Ces trois mosaïques de l’artiste français (1881-1955), datant de 1950, juste protégées d’une grille, sont dans un excellent état de conservation et encore éclairées par des luminaires d’époque. Elles ont été commandées à Léger en 1949, dans la foulée de la construction du Mardasson, ce monument commémorant la Bataille des Ardennes. Des femmes américaines (mères ou veuves des soldats US tués ou blessés) souhaitaient un lieu de recueillement et en firent la demande auprès de l'Ambassade des Etats-Unis en Belgique. La crypte fut alors creusée en face du Mardasson, en contrebas de l'esplanade, selon les plans du même architecte, le Liégeois Georges Dedoyard (1897-1988). L’architecte et Léger ont tous les deux des souvenirs de la guerre 1914-18, ce qui les lie.

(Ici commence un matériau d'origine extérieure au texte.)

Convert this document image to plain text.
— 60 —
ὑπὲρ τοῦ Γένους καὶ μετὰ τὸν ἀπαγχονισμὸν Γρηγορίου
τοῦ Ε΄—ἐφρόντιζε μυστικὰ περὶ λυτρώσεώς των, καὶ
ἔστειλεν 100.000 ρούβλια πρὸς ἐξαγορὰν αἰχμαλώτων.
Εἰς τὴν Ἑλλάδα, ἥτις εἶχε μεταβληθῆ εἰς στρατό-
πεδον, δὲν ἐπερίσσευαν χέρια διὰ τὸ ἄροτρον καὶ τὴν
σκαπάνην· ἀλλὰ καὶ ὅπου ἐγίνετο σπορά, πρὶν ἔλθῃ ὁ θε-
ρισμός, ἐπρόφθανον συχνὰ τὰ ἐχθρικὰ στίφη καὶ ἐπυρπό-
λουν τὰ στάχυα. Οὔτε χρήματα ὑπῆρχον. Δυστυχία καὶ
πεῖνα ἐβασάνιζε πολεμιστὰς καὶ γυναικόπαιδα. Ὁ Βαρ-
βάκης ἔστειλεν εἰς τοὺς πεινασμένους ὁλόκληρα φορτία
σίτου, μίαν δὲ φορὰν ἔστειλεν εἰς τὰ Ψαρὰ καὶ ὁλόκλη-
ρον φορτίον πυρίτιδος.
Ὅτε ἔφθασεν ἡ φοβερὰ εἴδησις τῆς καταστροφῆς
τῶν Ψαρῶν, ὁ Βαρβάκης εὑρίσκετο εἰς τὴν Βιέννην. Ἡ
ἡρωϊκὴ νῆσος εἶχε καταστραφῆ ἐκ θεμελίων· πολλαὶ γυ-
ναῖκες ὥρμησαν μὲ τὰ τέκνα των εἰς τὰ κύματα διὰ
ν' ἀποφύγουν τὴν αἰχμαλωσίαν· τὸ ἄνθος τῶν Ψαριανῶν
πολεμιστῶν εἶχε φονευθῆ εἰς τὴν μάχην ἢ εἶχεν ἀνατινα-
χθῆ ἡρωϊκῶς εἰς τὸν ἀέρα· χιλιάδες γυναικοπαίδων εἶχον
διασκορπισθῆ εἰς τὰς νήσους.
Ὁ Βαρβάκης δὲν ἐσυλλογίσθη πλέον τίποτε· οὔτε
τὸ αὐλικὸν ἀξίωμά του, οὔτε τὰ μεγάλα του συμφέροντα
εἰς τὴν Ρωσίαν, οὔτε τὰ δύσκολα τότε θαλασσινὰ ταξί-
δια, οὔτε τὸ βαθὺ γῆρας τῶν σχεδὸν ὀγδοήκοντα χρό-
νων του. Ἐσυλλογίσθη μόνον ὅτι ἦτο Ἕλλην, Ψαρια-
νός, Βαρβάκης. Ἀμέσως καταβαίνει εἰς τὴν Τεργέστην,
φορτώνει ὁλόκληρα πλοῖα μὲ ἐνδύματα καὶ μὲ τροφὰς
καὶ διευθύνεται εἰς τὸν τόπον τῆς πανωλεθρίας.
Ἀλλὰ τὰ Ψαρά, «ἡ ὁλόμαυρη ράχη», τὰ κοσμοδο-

En 1925, Léger est enthousiasmé par le Salon des Arts Décoratifs de Paris. Il se réfugie aux Etats-Unis durant la guerre 1940-45 et à son retour, démarre des projets d’œuvres intégrées dans des architectures, en collaboration étroite avec les architectes et maîtres d’ouvrage. Il considère que ce travail généré en partenariat dès la première pierre d’un édifice est l’avenir des peintres en dehors de la peinture de chevalet. Il réalisera seulement cinq chantiers de ce type en Europe (en France, en Suisse et… à Bastogne) et deux en Amérique (à New York et à Caracas au Mexique). C’est un processus de création lent, puisqu’il faut compter trois ans pour en voir l’aboutissement. Il réalise par ailleurs des vitraux un peu partout, qui sont eux très documentés, contrairement aux mosaïques. Il était également passionné par l'Amérique où il séjourna plusieurs fois (y exposant et y donnant des conférences), ce qui lui vaudra indirectement cette commande pour la crypte de Bastogne.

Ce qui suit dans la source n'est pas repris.